1,200 Yazidi asylum-seekers are living in truly shocking conditions.

Women describe the hardships of living in tents for months on end, how the wood they burn to warm water and bake bread gets wet when it rains. How many are tormented by the deaths and abduction of loved ones when ISIS attacked Sinjar, Iraq, in 2014, executing men and enslaving women and girls on a mass scale

Sara*, a 23-year-old-woman, told me she is terrified for her three month old daughter. “It’s dangerous in the tent with the insects and the smoke,” she said. After she gave birth, like other mothers and their newborns, she was given a room in the old hospital building. But after two months, she returned to her tent. “I left the rooms for others with smaller babies,” she said. During her pregnancy, “the toilets were the hardest part,” she said. She had to walk from her tent to the row of chemical toilets, afraid she would fall, her fear exacerbated by her loss of a child during her first pregnancy when she fled into the Sinjar Mountains. “I’ve lost a child. I don’t want to lose another,” she told me.
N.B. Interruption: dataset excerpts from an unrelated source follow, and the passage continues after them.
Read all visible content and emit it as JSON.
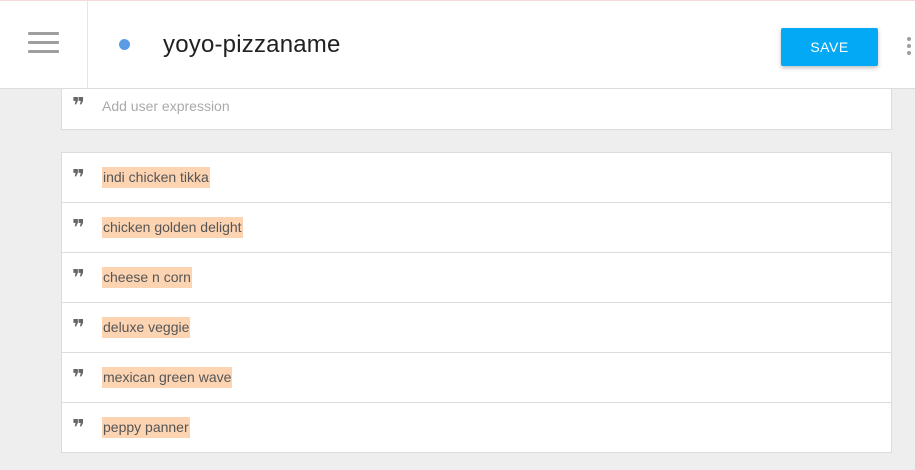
{
  "header": {
    "title": "yoyo-pizzaname",
    "save_label": "SAVE",
    "status_dot_color": "#5b9be6",
    "accent_color": "#03a9f4"
  },
  "expression_input": {
    "placeholder": "Add user expression",
    "value": ""
  },
  "expressions": [
    {
      "text": "indi chicken tikka"
    },
    {
      "text": "chicken golden delight"
    },
    {
      "text": "cheese n corn"
    },
    {
      "text": "deluxe veggie"
    },
    {
      "text": "mexican green wave"
    },
    {
      "text": "peppy panner"
    }
  ],
  "highlight_color": "#fcd4b2",
  "icons": {
    "menu": "hamburger-menu-icon",
    "quote": "format-quote-icon",
    "more": "more-vertical-icon"
  }
}
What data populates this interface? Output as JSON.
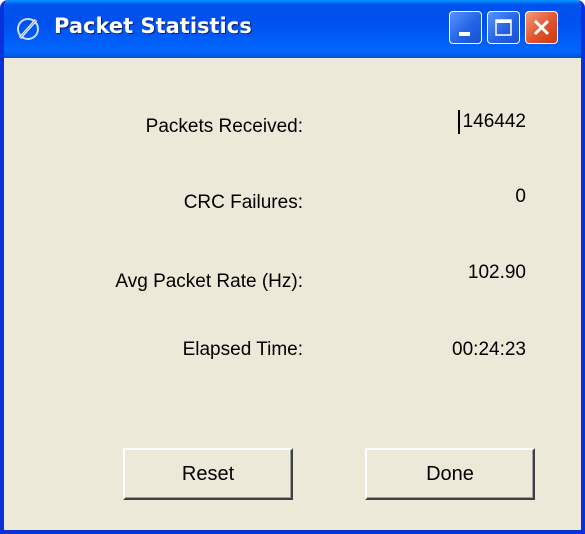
{
  "window": {
    "title": "Packet Statistics",
    "icon": "app-icon"
  },
  "stats": [
    {
      "label": "Packets Received:",
      "value": "146442"
    },
    {
      "label": "CRC Failures:",
      "value": "0"
    },
    {
      "label": "Avg Packet Rate (Hz):",
      "value": "102.90"
    },
    {
      "label": "Elapsed Time:",
      "value": "00:24:23"
    }
  ],
  "buttons": {
    "reset": "Reset",
    "done": "Done"
  },
  "colors": {
    "titlebar": "#0054e3",
    "window_bg": "#ece9d8",
    "close": "#e2532c"
  }
}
“I’ve lost a child. I don’t want to lose another.”

Yazidi woman in Petra camp, Greece

Leila* and Nasreen*, both 16 and from Mosul, have been the camp for eight months. Before that, they spent one month in the notorious camp of Idomeni on the Macedonian border, which the Greek authorities closed in May. “We bring wood from the forest but with the humidity and the rain, it got wet. The clothes don’t dry even after two or three days,” she said. Nasreen* and her mother applied for family reunification to join her father in Germany. Their interview is set for February 2017. Leila*, who is also hoping to join her brothers and sister in Germany, was registered into the asylum system at least five months ago. She told me that no date for her interview has been set.
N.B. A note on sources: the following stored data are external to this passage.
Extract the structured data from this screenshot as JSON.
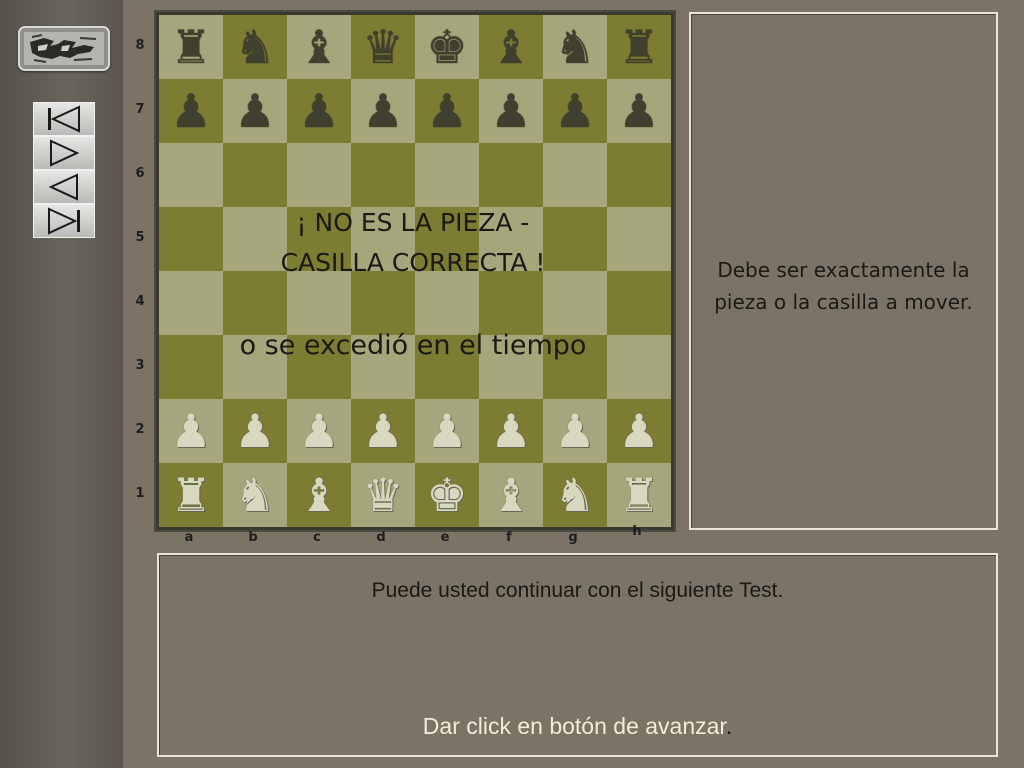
{
  "board": {
    "ranks": [
      "8",
      "7",
      "6",
      "5",
      "4",
      "3",
      "2",
      "1"
    ],
    "files": [
      "a",
      "b",
      "c",
      "d",
      "e",
      "f",
      "g",
      "h"
    ],
    "rows": [
      [
        {
          "glyph": "♜",
          "side": "black"
        },
        {
          "glyph": "♞",
          "side": "black"
        },
        {
          "glyph": "♝",
          "side": "black"
        },
        {
          "glyph": "♛",
          "side": "black"
        },
        {
          "glyph": "♚",
          "side": "black"
        },
        {
          "glyph": "♝",
          "side": "black"
        },
        {
          "glyph": "♞",
          "side": "black"
        },
        {
          "glyph": "♜",
          "side": "black"
        }
      ],
      [
        {
          "glyph": "♟",
          "side": "black"
        },
        {
          "glyph": "♟",
          "side": "black"
        },
        {
          "glyph": "♟",
          "side": "black"
        },
        {
          "glyph": "♟",
          "side": "black"
        },
        {
          "glyph": "♟",
          "side": "black"
        },
        {
          "glyph": "♟",
          "side": "black"
        },
        {
          "glyph": "♟",
          "side": "black"
        },
        {
          "glyph": "♟",
          "side": "black"
        }
      ],
      [
        null,
        null,
        null,
        null,
        null,
        null,
        null,
        null
      ],
      [
        null,
        null,
        null,
        null,
        null,
        null,
        null,
        null
      ],
      [
        null,
        null,
        null,
        null,
        null,
        null,
        null,
        null
      ],
      [
        null,
        null,
        null,
        null,
        null,
        null,
        null,
        null
      ],
      [
        {
          "glyph": "♟",
          "side": "white"
        },
        {
          "glyph": "♟",
          "side": "white"
        },
        {
          "glyph": "♟",
          "side": "white"
        },
        {
          "glyph": "♟",
          "side": "white"
        },
        {
          "glyph": "♟",
          "side": "white"
        },
        {
          "glyph": "♟",
          "side": "white"
        },
        {
          "glyph": "♟",
          "side": "white"
        },
        {
          "glyph": "♟",
          "side": "white"
        }
      ],
      [
        {
          "glyph": "♜",
          "side": "white"
        },
        {
          "glyph": "♞",
          "side": "white"
        },
        {
          "glyph": "♝",
          "side": "white"
        },
        {
          "glyph": "♛",
          "side": "white"
        },
        {
          "glyph": "♚",
          "side": "white"
        },
        {
          "glyph": "♝",
          "side": "white"
        },
        {
          "glyph": "♞",
          "side": "white"
        },
        {
          "glyph": "♜",
          "side": "white"
        }
      ]
    ]
  },
  "overlay": {
    "line1": "¡ NO ES LA PIEZA -",
    "line2": "CASILLA CORRECTA !",
    "line3": "o se excedió en el tiempo"
  },
  "side_panel": {
    "text": "Debe ser exactamente la pieza o la casilla a mover."
  },
  "bottom_panel": {
    "message": "Puede usted continuar con el siguiente Test.",
    "instruction": "Dar click en botón de avanzar",
    "instruction_end": "."
  },
  "nav": {
    "icons": [
      "first-icon",
      "next-icon",
      "previous-icon",
      "last-icon"
    ]
  },
  "colors": {
    "light_square": "#a6a67c",
    "dark_square": "#7c7c32",
    "background": "#7b7365"
  }
}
Like the asylum seekers near Mount Olympus, thousands of others are living in camps on the Greek mainland and islands as they wait for their claims to be processed so they can move on to another country or stay in Greece as refugees. There are now 60,000 asylum seekers and migrants in Greece, 87 percent of them from Syria, Afghanistan and Iraq. Depending on their nationality, family links and the date they arrived in Europe, a complicated range of options are available to them. The people I met in the Petra camp had applied to join a family member in another European Union (EU) country or to be transferred to another country under the EU’s relocation scheme, which should allow a total of 160,000 asylum-seekers in Greece or Italy to travel to another EU country and apply for asylum once there. But so far only 4,846 have been relocated from Greece and 1,391 from Italy. EU countries have been reluctant to provide a meaningful number of relocations, and the process is taking months. A 33-year-old mother of five from Sinjar told me her interview for the EU relocation scheme is set for April 2017.
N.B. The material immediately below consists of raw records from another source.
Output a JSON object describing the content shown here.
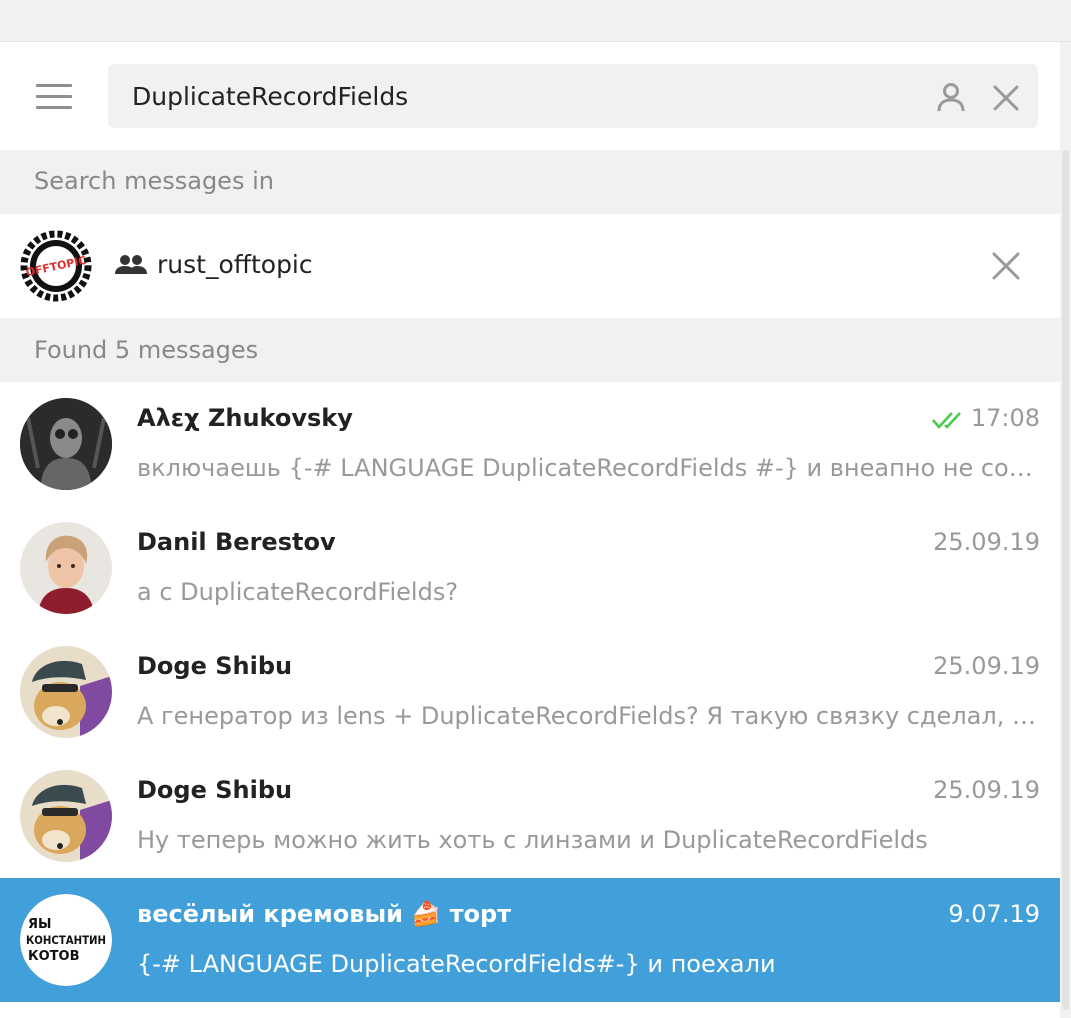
{
  "search": {
    "query": "DuplicateRecordFields"
  },
  "sections": {
    "search_in": "Search messages in",
    "found": "Found 5 messages"
  },
  "chat_filter": {
    "name": "rust_offtopic",
    "logo_text": "OFFTOPIC"
  },
  "results": [
    {
      "name": "Αλεχ Zhukovsky",
      "date": "17:08",
      "text": "включаешь {-# LANGUAGE DuplicateRecordFields #-} и внеапно не сосут",
      "read": true
    },
    {
      "name": "Danil Berestov",
      "date": "25.09.19",
      "text": "а с DuplicateRecordFields?"
    },
    {
      "name": "Doge Shibu",
      "date": "25.09.19",
      "text": "А генератор из lens + DuplicateRecordFields?  Я такую связку сделал, в..."
    },
    {
      "name": "Doge Shibu",
      "date": "25.09.19",
      "text": "Ну теперь можно жить хоть с линзами и DuplicateRecordFields"
    },
    {
      "name": "весёлый кремовый 🍰 торт",
      "date": "9.07.19",
      "text": "{-# LANGUAGE DuplicateRecordFields#-}  и поехали",
      "avatar_text": [
        "ЯЫ",
        "КОНСТАНТИН",
        "КОТОВ"
      ],
      "selected": true
    }
  ],
  "colors": {
    "accent": "#419fd9",
    "read_check": "#4dc94d",
    "section_bg": "#f1f1f1"
  }
}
The Greek government is facing a tremendous challenge, largely on its own. But it should urgently provide adequate accommodation to those who are in camps with no end in sight – living in conditions that will only worsen as temperatures drop. For the Yazidis in the Petra camp, there is the torment of the atrocities they fled and fear of the uncertainties that lie ahead. They should not have to suffer the poor conditions of the camp and fear a freezing cold winter in the shadow of Mount Olympus too.

 

*Names have been changed to protect the identity of interviewees.